Not long ago, I was watching a television show featuring an extravagant multi-million dollar home. As I watched, I fantasized about what it must be like to live in such a lavish home, with no expense spared on every detail. Then the camera panned across the master bathroom and my fantasy ended abruptly. While this bathroom was the size of a small house, it was a disaster waiting to happen in terms of safety. As is all too often the case in bathroom design, many high-end fixtures and finishes were combined without much thought given to how people would actually use the bathroom safely every day. With the vast array of products currently on the market, a bathroom can and should be beautiful, functional and safe.

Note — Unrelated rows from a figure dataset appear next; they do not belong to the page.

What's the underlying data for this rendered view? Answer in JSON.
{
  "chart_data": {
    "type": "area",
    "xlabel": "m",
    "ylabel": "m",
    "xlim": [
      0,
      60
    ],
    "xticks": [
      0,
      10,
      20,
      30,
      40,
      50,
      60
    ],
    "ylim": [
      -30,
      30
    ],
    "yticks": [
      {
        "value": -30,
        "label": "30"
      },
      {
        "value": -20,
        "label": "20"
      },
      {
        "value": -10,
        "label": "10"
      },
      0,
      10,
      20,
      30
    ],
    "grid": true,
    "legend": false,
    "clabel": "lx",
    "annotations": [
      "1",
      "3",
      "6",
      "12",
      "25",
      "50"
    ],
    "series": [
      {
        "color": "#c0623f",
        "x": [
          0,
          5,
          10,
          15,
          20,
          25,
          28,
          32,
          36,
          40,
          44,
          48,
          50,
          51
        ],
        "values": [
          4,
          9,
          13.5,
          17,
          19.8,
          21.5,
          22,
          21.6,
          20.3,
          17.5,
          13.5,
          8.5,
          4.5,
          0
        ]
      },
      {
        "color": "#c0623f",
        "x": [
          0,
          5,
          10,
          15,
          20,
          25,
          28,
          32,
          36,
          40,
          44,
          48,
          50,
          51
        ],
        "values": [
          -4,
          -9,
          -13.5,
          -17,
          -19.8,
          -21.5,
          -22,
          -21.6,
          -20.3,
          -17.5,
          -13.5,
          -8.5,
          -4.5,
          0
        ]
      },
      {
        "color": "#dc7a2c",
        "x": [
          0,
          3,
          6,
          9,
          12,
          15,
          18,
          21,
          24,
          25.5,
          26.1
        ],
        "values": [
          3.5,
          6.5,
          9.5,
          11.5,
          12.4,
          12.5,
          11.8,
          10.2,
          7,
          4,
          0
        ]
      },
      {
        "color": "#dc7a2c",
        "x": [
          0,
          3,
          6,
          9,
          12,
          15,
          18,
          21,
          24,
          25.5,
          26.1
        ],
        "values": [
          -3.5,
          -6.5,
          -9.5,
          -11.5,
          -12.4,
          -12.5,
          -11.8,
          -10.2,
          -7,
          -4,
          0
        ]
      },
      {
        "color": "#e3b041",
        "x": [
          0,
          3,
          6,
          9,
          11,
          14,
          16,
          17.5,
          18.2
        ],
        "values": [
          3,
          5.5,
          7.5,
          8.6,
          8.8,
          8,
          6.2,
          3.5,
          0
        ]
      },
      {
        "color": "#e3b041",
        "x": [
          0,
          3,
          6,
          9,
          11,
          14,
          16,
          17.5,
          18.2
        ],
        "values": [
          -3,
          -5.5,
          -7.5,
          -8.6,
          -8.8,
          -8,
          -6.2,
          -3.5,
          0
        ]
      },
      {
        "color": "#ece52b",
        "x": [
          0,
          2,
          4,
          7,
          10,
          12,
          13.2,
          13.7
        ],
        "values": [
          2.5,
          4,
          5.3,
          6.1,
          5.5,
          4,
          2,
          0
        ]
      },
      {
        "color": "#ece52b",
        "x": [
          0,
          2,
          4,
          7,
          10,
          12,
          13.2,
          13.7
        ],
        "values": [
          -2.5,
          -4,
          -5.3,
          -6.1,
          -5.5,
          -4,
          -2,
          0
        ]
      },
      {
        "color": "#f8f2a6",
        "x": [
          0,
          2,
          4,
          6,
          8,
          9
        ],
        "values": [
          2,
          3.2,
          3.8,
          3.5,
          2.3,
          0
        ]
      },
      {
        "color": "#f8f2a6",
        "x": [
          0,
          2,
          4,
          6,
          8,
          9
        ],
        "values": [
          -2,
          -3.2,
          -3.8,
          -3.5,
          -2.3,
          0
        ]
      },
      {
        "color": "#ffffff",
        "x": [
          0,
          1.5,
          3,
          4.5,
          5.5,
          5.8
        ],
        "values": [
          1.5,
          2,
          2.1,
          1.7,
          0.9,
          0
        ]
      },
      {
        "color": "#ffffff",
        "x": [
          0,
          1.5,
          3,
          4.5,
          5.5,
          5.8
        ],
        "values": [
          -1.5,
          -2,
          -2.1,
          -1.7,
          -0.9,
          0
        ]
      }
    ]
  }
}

Falls account for 34% of all accidental deaths in the home and many of those falls occur in the bathroom. With slips, falls and scalding from hot water the most common accidents, it’s apparent that safety should be front and center in bathroom design. Bathroom safety features are for all homes, not just for households with older adults. Here are some safety tips to consider when designing or updating a bathroom:
- Flooring should be slip resistant. Marble is beautiful but is very slippery when wet. Run a bare foot over a sample of the floor material being considered as a test. Also, be sure there are no sharp edges in the flooring. Slate, for example, has ridges which can be sharp enough to cut your feet. Choose bathroom flooring wisely.
- Adequate lighting is a must in the bathroom. Be sure lighting is bright enough to see clearly and that water resistant light fixtures are used in the shower and tub areas. Dimmers are useful in the bathroom, too. Each bathroom should also have a night light.
- The control valves for the shower should allow you to turn the shower on without standing under the flow of water.
- Free-standing pedestal tubs are a popular bathroom trend but can pose a real safety hazard, as you have to straddle the edge to get in and out of the tub. Consider a model that will let you sit on the edge while you enter and exit the tub. A floor mounted “convenience bar” can also be installed.
- Steps leading up to a tub pose a fall safety hazard and should be avoided.
- All rugs and bathmats should have a non-slip backing.
- To avoid scalding, install proper bathroom faucets. Valves in the bath and shower should be pressure-balanced and temperature-controlled. Water controls should be installed so you don’t have to stretch to reach them.
- Shower enclosures should always have shatterproof glass.
- Electrical switches and outlets should be a safe distance from a water source. Install ground fault circuit interrupters on all outlets, switches and light fixtures to prevent electrical shock.
- Grab bars in showers and near tubs are not just for seniors. They greatly improve safety for everyone. Grab bars do not have to look institutional. Many grab bars are stylish and attractive enough to make a design statement. Be sure they are anchored to framing studs, not just screwed into wallboard.
We begin and end each day in our bathrooms, so it’s only fitting that we make this room a special space that promotes our health, relaxation and safety.